The construction of any new large-scale fossil fuel infrastructure businesses in the city of Vancouver has been halted, at least temporarily.
That decision was preceded by nearly two hours of public testimony, during which only one citizen spoke out in opposition to the temporary ban. Vancouver Audubon Society submitted written comments and verbal testimony in favor of the ban.
The moratorium was initially approved on June 8, by emergency ordinance, which required the council to hold a public hearing and a full vote within 60 days in order to uphold the ban.
That ordinance was introduced by Councilor Laurie Lebowsky, who said she wanted to give city staff time to craft a cohesive resilience plan without any new companies trying to obtain permits for a bulk fossil fuel business ahead of any changes.

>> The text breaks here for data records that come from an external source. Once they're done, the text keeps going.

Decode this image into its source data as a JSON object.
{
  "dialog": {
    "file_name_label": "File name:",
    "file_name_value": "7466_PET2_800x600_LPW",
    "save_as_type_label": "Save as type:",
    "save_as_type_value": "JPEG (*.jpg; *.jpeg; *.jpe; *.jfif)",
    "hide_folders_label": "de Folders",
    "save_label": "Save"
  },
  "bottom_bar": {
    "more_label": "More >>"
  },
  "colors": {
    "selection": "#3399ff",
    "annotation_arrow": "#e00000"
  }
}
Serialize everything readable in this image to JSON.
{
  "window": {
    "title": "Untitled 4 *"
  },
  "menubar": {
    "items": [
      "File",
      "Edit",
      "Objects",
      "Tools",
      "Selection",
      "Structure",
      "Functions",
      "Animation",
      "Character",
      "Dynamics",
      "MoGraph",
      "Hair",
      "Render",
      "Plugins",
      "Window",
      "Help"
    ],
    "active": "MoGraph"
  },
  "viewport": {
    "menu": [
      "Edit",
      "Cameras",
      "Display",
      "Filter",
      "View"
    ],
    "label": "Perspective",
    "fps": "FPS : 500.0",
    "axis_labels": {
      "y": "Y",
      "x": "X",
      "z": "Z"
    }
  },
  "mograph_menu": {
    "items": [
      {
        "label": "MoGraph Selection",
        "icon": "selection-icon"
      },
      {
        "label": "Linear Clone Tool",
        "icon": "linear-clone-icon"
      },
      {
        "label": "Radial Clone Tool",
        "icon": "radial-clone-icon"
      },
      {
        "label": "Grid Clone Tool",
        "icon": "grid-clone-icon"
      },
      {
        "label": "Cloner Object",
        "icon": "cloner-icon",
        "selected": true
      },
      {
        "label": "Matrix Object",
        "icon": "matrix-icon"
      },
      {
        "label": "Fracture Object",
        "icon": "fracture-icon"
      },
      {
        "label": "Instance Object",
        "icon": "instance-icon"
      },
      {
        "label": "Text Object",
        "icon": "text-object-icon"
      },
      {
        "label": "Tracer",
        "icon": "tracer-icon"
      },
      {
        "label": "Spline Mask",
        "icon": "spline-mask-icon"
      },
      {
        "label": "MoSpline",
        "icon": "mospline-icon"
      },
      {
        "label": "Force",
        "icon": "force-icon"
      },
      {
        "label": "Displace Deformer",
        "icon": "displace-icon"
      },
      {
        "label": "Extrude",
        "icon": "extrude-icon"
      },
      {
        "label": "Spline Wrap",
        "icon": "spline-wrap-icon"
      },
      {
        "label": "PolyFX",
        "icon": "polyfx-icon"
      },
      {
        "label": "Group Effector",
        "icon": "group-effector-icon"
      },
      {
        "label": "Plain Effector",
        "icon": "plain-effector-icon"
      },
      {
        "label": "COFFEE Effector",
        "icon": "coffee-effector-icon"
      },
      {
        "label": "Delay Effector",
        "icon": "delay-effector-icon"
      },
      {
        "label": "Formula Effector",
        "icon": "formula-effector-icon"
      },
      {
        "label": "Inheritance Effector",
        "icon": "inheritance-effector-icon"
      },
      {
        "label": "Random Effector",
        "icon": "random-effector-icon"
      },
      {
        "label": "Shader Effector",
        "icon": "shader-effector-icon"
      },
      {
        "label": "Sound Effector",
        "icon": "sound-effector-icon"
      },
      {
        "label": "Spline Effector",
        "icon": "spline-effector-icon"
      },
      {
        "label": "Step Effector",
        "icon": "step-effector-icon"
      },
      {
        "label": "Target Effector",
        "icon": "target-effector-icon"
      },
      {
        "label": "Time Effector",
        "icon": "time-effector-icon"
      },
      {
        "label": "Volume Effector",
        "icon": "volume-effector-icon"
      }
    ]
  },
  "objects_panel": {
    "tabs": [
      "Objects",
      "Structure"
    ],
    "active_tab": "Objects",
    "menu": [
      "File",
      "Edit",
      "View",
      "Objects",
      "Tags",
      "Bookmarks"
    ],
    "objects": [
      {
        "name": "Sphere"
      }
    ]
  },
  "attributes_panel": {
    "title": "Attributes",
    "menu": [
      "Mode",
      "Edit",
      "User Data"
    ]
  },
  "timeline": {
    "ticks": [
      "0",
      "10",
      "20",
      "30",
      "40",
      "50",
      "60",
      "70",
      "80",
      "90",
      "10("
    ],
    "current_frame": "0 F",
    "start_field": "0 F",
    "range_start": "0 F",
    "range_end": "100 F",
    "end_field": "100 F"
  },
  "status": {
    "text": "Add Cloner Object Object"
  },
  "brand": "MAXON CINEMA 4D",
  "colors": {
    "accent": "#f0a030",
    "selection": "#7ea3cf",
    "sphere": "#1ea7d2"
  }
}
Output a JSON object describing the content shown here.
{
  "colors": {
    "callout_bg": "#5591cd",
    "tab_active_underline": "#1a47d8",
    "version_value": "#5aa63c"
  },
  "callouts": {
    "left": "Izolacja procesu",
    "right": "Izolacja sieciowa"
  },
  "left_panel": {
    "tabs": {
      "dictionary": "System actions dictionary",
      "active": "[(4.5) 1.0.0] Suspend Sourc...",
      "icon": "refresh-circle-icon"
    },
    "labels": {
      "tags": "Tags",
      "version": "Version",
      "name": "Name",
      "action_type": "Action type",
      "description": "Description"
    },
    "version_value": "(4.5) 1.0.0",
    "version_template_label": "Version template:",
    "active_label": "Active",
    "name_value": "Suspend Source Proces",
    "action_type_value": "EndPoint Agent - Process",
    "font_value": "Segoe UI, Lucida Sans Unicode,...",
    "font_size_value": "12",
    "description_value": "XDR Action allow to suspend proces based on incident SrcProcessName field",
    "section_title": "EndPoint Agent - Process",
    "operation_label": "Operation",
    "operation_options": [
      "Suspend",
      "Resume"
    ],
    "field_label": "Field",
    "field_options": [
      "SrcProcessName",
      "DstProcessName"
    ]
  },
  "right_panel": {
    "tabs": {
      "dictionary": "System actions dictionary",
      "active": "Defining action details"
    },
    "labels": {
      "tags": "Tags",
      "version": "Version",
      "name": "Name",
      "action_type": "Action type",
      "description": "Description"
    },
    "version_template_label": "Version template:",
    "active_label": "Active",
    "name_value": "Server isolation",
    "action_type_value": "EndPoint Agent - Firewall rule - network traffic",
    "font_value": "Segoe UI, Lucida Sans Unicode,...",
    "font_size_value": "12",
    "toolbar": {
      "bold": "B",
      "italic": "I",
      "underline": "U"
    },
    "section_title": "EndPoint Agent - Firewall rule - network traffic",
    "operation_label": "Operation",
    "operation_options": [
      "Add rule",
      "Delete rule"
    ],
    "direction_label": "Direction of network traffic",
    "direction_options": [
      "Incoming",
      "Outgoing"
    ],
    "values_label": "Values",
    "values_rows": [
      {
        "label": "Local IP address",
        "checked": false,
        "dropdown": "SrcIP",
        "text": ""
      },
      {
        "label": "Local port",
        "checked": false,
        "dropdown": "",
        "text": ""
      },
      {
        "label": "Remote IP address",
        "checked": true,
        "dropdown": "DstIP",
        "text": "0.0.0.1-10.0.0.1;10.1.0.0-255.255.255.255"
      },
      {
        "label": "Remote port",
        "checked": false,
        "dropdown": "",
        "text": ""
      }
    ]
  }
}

“I want to do what we can to support a resiliency plan to promote safety and livability of our city,” said Lebowsky, “and focusing economic development on safe and renewable energy sources and green businesses.”
Under the moratorium, fossil fuels are defined as petroleum or petroleum-based products, as well as natural gases such as propane, methane, and butane. It would exempt byproducts such as fertilizer, paint, asphalt, plastics, and denatured ethanol.
A “large-scale” fossil fuel facility is defined as those engaged in the wholesale distribution, extraction, refinement or processing of fossil fuels, the bulk movement of fossil fuels, coal storage, coal power plants, natural gas processing facilities, storage and handling of natural gas, or bulk storage of more than two million gallons of any combination of fossil fuels.
Direct-to-consumer fossil fuel businesses, such as gas stations and propane refueling are exempt from the moratorium.
The city of Portland and the Port of Vancouver have already passed their own bans on new bulk fossil fuel terminals, and the city of Vancouver has taken a stance against increasing shipments of bulk crude on trains that run along the waterfront and through the west side of the city.